Доктор Рамон спросил меня, что я имею в виду, когда говорю о человеке в запустении, и я ответил, что это когда у него нет ничего и никого. Потом ему захотелось узнать, как мы выкручивались с тех пор, как шлюхи перестали отдавать нам на пансион малышей, но на этот счет я его сразу успокоил и сказал, что честь — это самое святое, что только есть у мужчины, мадам Роза объяснила мне это еще тогда, когда я толком не знал что почем. Этим способом я за жизнь не борюсь, он может быть спокоен. Просто у нас есть приятельница, мадам Лола, которая работает перевертышем в Булонском лесу, так она здорово нам помогает. Будь все такие, как она, мир стал бы совсем-совсем другим и несчастий куда как поубавилось бы. Она была чемпионом по боксу в Сенегале, перед тем как стать перевертышем, и зарабатывает достаточно денег, чтобы растить собственных детей, если бы против нее не ополчилась природа.

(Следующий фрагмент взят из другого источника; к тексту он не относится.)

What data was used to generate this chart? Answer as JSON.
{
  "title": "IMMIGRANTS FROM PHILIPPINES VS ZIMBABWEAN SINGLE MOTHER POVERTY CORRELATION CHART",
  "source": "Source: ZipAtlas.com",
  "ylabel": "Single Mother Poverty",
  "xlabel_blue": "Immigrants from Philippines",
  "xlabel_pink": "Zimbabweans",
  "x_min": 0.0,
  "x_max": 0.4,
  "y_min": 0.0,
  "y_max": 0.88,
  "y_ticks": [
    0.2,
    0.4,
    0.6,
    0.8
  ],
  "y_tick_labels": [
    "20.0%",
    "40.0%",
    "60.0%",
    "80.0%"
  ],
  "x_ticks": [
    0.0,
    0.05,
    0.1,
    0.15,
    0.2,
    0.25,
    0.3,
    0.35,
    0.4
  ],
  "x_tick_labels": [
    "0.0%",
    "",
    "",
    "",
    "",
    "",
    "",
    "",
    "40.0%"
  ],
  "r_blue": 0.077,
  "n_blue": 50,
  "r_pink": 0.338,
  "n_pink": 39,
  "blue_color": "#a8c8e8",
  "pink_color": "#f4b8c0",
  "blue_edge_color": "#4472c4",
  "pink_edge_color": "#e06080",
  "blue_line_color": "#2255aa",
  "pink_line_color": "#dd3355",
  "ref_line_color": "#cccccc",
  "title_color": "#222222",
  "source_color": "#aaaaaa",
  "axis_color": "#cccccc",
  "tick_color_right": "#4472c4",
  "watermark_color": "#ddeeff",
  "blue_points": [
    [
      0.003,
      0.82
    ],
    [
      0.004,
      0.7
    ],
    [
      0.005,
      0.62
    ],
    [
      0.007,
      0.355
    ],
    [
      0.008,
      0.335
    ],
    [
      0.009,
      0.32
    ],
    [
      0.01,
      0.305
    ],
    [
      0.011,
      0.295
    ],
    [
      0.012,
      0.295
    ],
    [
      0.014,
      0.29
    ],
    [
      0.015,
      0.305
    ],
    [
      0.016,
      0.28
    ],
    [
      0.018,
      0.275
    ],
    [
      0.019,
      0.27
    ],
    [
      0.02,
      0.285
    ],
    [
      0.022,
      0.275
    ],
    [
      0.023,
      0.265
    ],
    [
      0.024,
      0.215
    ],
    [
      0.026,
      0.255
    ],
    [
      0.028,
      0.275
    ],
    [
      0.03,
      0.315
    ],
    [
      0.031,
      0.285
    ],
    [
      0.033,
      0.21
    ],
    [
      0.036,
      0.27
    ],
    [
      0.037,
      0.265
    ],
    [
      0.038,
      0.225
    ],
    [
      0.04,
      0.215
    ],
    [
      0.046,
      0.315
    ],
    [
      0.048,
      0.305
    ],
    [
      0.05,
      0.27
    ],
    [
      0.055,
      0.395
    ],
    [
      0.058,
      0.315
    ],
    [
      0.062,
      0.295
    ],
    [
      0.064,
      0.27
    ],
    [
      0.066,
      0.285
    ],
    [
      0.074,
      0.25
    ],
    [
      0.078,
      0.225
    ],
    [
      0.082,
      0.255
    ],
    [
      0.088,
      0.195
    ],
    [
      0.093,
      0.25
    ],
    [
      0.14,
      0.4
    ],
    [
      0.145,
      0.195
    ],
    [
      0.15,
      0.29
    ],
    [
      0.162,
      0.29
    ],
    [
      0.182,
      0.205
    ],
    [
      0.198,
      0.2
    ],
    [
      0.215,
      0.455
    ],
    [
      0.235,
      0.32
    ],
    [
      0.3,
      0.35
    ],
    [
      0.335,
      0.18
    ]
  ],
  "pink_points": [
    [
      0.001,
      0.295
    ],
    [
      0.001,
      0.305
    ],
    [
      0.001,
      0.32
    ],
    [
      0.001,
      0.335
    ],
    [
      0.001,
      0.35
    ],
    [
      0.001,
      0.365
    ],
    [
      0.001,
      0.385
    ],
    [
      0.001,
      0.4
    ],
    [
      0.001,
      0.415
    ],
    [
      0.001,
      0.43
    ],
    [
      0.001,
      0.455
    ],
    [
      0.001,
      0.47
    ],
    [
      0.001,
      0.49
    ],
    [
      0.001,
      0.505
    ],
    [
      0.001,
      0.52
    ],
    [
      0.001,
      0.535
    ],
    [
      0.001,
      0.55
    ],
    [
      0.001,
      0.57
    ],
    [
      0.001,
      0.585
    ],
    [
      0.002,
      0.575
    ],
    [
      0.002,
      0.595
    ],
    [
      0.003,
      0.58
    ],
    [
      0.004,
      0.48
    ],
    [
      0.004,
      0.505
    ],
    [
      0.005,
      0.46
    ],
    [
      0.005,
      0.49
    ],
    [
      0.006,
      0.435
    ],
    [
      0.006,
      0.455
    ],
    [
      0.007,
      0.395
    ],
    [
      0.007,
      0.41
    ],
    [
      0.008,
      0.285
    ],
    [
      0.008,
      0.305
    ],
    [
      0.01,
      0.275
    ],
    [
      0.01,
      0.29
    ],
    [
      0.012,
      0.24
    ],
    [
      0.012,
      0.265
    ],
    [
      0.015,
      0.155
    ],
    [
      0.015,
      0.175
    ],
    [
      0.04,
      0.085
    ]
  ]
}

По тому, как они меня слушали, я понял, что к жизни они непривычны, и рассказал им, как работал сутилером на улице Бланш, чтобы разжиться мелочишкой. Я до сих пор заставляю себя говорить «сутенер», а не «сутилер», как в сопливом детстве, — уж больно привык. Иногда доктор Рамон говорил своей подружке что-то политическое, но я не особо понимал, потому что политика — это не для молодых.

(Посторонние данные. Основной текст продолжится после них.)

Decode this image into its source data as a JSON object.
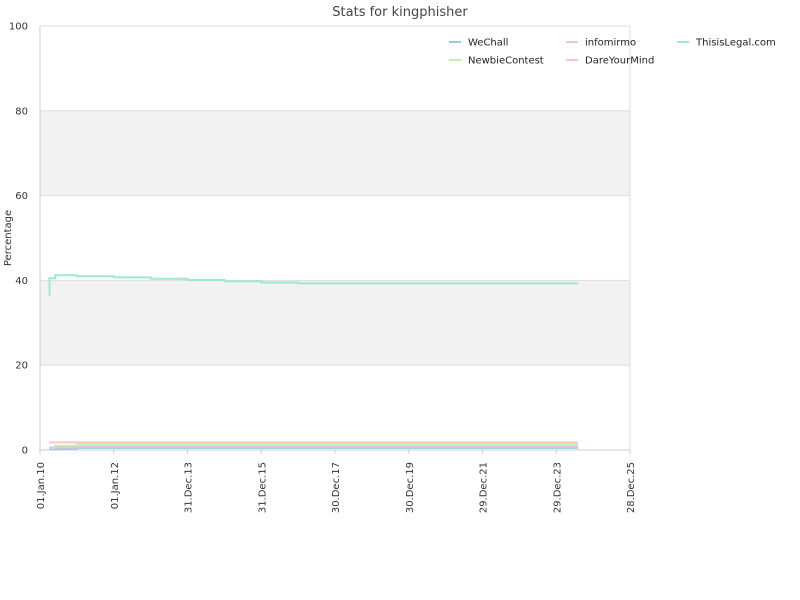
{
  "chart_data": {
    "type": "line",
    "title": "Stats for kingphisher",
    "ylabel": "Percentage",
    "xlabel": "",
    "ylim": [
      0,
      100
    ],
    "xlim": [
      "2010-01-01",
      "2025-12-28"
    ],
    "y_ticks": [
      "0",
      "20",
      "40",
      "60",
      "80",
      "100"
    ],
    "x_ticks": [
      {
        "date": "2010-01-01",
        "label": "01.Jan.10"
      },
      {
        "date": "2012-01-01",
        "label": "01.Jan.12"
      },
      {
        "date": "2013-12-31",
        "label": "31.Dec.13"
      },
      {
        "date": "2015-12-31",
        "label": "31.Dec.15"
      },
      {
        "date": "2017-12-30",
        "label": "30.Dec.17"
      },
      {
        "date": "2019-12-30",
        "label": "30.Dec.19"
      },
      {
        "date": "2021-12-29",
        "label": "29.Dec.21"
      },
      {
        "date": "2023-12-29",
        "label": "29.Dec.23"
      },
      {
        "date": "2025-12-28",
        "label": "28.Dec.25"
      }
    ],
    "grid": "horizontal",
    "banded_background": true,
    "legend_placement": "top-right",
    "series": [
      {
        "name": "WeChall",
        "color": "#8fd0e6",
        "points": [
          [
            "2010-04-01",
            0.3
          ],
          [
            "2011-01-01",
            0.5
          ],
          [
            "2024-08-01",
            0.5
          ]
        ]
      },
      {
        "name": "NewbieContest",
        "color": "#c3f0a8",
        "points": [
          [
            "2010-04-01",
            0.5
          ],
          [
            "2010-06-01",
            1.0
          ],
          [
            "2011-01-01",
            1.3
          ],
          [
            "2024-08-01",
            1.3
          ]
        ]
      },
      {
        "name": "infomirmo",
        "color": "#e6c3e6",
        "points": [
          [
            "2010-04-01",
            0.6
          ],
          [
            "2011-01-01",
            0.8
          ],
          [
            "2024-08-01",
            0.8
          ]
        ]
      },
      {
        "name": "DareYourMind",
        "color": "#f5c6c6",
        "points": [
          [
            "2010-04-01",
            1.8
          ],
          [
            "2024-08-01",
            1.8
          ]
        ]
      },
      {
        "name": "ThisisLegal.com",
        "color": "#9ee8d2",
        "points": [
          [
            "2010-04-01",
            36.5
          ],
          [
            "2010-04-05",
            40.5
          ],
          [
            "2010-06-01",
            41.2
          ],
          [
            "2011-01-01",
            41.0
          ],
          [
            "2012-01-01",
            40.7
          ],
          [
            "2013-01-01",
            40.4
          ],
          [
            "2014-01-01",
            40.1
          ],
          [
            "2015-01-01",
            39.8
          ],
          [
            "2016-01-01",
            39.5
          ],
          [
            "2017-01-01",
            39.3
          ],
          [
            "2020-01-01",
            39.3
          ],
          [
            "2024-08-01",
            39.3
          ]
        ]
      }
    ]
  }
}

Чего я им только не понарассказал, а мне все хотелось продолжать, столько еще оставалось такого, что нужно было выплеснуть наружу. Но я умаялся и даже начал видеть перед собой подмигивавшего мне голубого клоуна, как бывало часто, когда хотелось спать, и я боялся, как бы они его тоже не увидели и не подумали, что я с придурью или что-нибудь в этом роде. У меня уже не получалось рассказывать как прежде, и они заметили, что я умаялся, и сказали, что я могу заночевать у них. Но я им объяснил, что сейчас мне нужно идти заботиться о мадам Розе, которая скоро должна умереть, а тогда видно будет. Они дали мне еще бумажку с их фамилией и адресом, и малышка Надин сказала, что подбросит меня на машине и доктор поедет с нами взглянуть на мадам Розу — вдруг он сможет для нее что-нибудь сделать. Я не представлял, что еще можно сделать для мадам Розы после всего, что для нее уже сделали, но не прочь был доехать до дому на машине. Да только тут случилась одна смешная штука.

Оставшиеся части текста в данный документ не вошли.